While Lake Tahoe is renowned for its skiing and snowboarding, there are equally cool options for those who don’t participate in downhill action. Group, solo and couple snow adventures can be found all through the Tahoe Basin and in the Sierra Nevada, from sledding to snow-play parks. Discover some of the best places to head when you’re looking for winter fun off the slopes.

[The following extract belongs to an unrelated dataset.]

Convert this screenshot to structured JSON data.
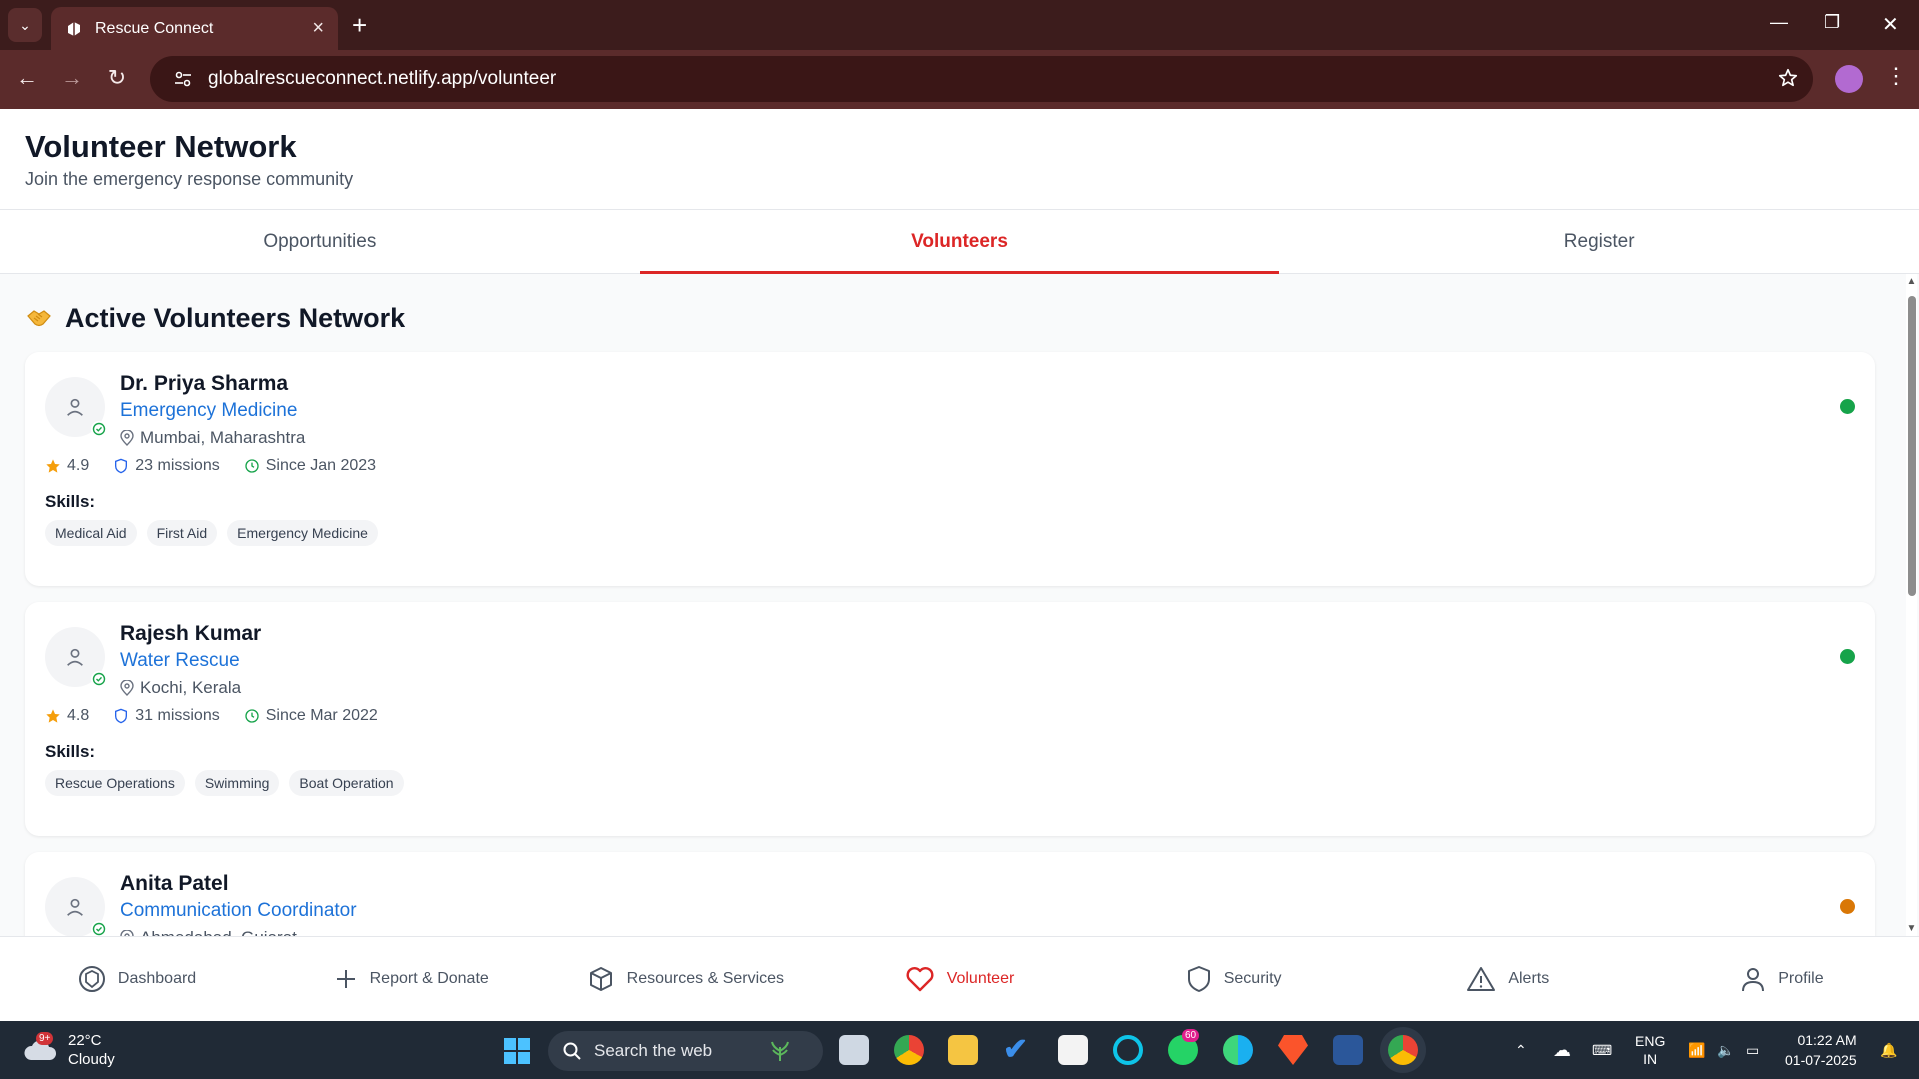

Once the snow hits the Truckee Meadows, there are no shortage of area hills perfect for a morning of sledding fun. In town, the hill at McQueen High School is a favorite in the northwest and out near Sparks, the hills near Pah Rah Park are a great bet. The Tahoe area offers even more sledding action, popular spots including Tahoe Meadows and several snow play parks dedicated to lower-key winter fun. Speaking of snow play areas …

Snow-play parks

Don’t count out the big resorts, even if you’re not a skier. Places like Sierra-at-Tahoe, Tahoe Donner ski area and Squaw Valley have dedicated snow play areas featuring rentals and activities like sledding, tubing and mini snowmobile rentals, and some even have fire pits with hot cocoa for purchase. Outside the resorts, there are free snow play areas at the Incline Village Snow Play Area and Spooner Summit Snow Park.

Moonlit snowshoeing

Mix snowshoeing with stargazing tours and you have a recipe for amazing winter memories. Local resorts like Northstar offer moonlit, guided snowshoe tours, featuring rentable equipment and area experts who will guide you through wooded trails and to unparalleled views of the night sky above the Sierra Nevadas. Some, like the tour available at Alpine Meadows, begin with a seated dinner before embarking on the journey.

Horse-drawn sleigh rides

Re-enact your own version of “Jingle Bells” as you dash through the snow in on a sleigh ride. For more than 30 years, the Borges family have brought European sleigh rides to Lake Tahoe, offering gorgeous views of the lake from a horse-drawn carriage. The Resort at Squaw Creek and Camp Richardson also offer sleigh rides (Squaw also has dog sledding available), as do the sleigh masters at Sierra Adventures.

Ice skating

Running through January, the city of Reno operates an outdoor ice rink at Greater Nevada Field featuring skate rentals, themed skate nights, and even offers birthday party packages. Up in the mountains, budding figure skaters can practice their double axels at Squaw Valley’s Olympic Ice Pavilion, and the South Lake Tahoe Ice Arena is an indoor rink complete with shopping, hockey and figure skating, an arcade and a snack bar.

Hot springs

Brave the cold in your bathing suit for a true Sierra Nevada experience at one of the area’s outdoor hot springs. An hour and a half from Reno is year-round Grover Hot Springs, which welcomes adults and children to relax in the emerald-green natural springs. For a rustic (clothing optional!) retreat, the Sierra Hot Springs outside Sierraville offers 24/7 hot, warm and meditation pools that also welcome the whole family.